Eoin Tonge, the finance director of ABF, said lower income shoppers had cut back on spending as they were “feeling more challenged” amid “uncertainty and actual unemployment” as companies looked to cut working hours for those on low pay.
He said Primark had lost market share to some other retailers, such as Marks & Spencer and Next, because it was more reliant on less well-off households who were feeling the pinch. “Some of our consumers are struggling,” Tonge said.
Apart from concerns about fewer working hours or potential job losses, lower income households were also less likely to buy clothing during the mild autumn when warm gear was not really necessary, he added.
Primark’s figures reflected difficult trading for clothing retailers in the run-up to Christmas amid poor consumer sentiment. Retailers fear the downbeat mood, driven by concerns over the economy and job prospects, will depress sales in 2025.
Tonge said that atmosphere would be a bigger cost to the business than the “tens of millions” more it expected to pay in employers’ national insurance costs from April, an issue that retailers have warned will add £7bn a year to their costs.
Sales of seasonal womenswear, such as coats, knitwear and boots, were particularly affected. A strong Christmas failed to offset poor trading during October and November when the weather was mild for the time of year.
The retailer, which has a relatively small digital operation only allowing internet orders to be collected from some stores, admitted it also lost market share to rivals with a bigger online presence. Some competitors increased sales over the period, as shoppers shifted to home deliveries during stormy weather in December.
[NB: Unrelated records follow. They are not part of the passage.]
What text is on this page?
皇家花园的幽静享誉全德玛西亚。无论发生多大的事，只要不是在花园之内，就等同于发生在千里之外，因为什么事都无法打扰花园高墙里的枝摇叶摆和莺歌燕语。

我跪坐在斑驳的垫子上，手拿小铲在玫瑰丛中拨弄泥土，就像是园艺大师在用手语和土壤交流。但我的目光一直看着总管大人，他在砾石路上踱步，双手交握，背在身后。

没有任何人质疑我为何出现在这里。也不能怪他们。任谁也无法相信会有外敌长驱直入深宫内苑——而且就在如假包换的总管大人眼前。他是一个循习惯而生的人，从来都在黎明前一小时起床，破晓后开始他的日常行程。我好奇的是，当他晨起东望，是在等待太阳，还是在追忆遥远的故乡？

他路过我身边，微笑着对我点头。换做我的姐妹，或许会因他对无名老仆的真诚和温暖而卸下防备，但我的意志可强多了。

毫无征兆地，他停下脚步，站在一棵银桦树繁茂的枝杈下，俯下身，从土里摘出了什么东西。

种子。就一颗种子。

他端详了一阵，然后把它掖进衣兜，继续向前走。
ABF said total sales over the final quarter had risen 2%, behind forecasts, and it expected annual sales to rise by no more than 3%. It had previously predicted they would rise by about 5%.
Tonge said it was not clear whether a rise in the legal minimum wage in April would help offset fears about cuts to part-time working hours or potential job cuts.
He called on the government to “redouble effort on growth and positivity” and to think again about plans to increase business rates for larger stores. He said the change would hit companies such as Primark, which were “trying their best to drive redevelopment of the high streets”.
Sales in mainland Europe and the US are expected to continue to perform better than those in the UK and Ireland. In the final quarter, sales rose 9% in Spain and Portugal, 5% in France and Italy, and 17% in the US as Primark opened new stores.
ABF’s grocery business also struggled in the UK as sales in its bakery arm, which includes the Kingsmill and Allinson’s bread brands, fell back after Tesco removed a number of the group’s products. Overall grocery sales for the group rose by just 1%, led by strong sales of Twinings and Ovaltine, particularly overseas.
The ABF share price fell slightly but James Grzinic, an analyst at Jefferies, said there was some relief that there was no cut in profit margins at Primark despite hefty discounting in the UK clothing market, which makes up 45% of the chain’s sales.
ABF said it expected to hold profit margins as “good cost management offsets inflation”.
“Despite the market conditions in the UK and Ireland, we remain confident in the Primark proposition and continue to focus on initiatives across product, digital and brand to drive underlying growth,” the company said.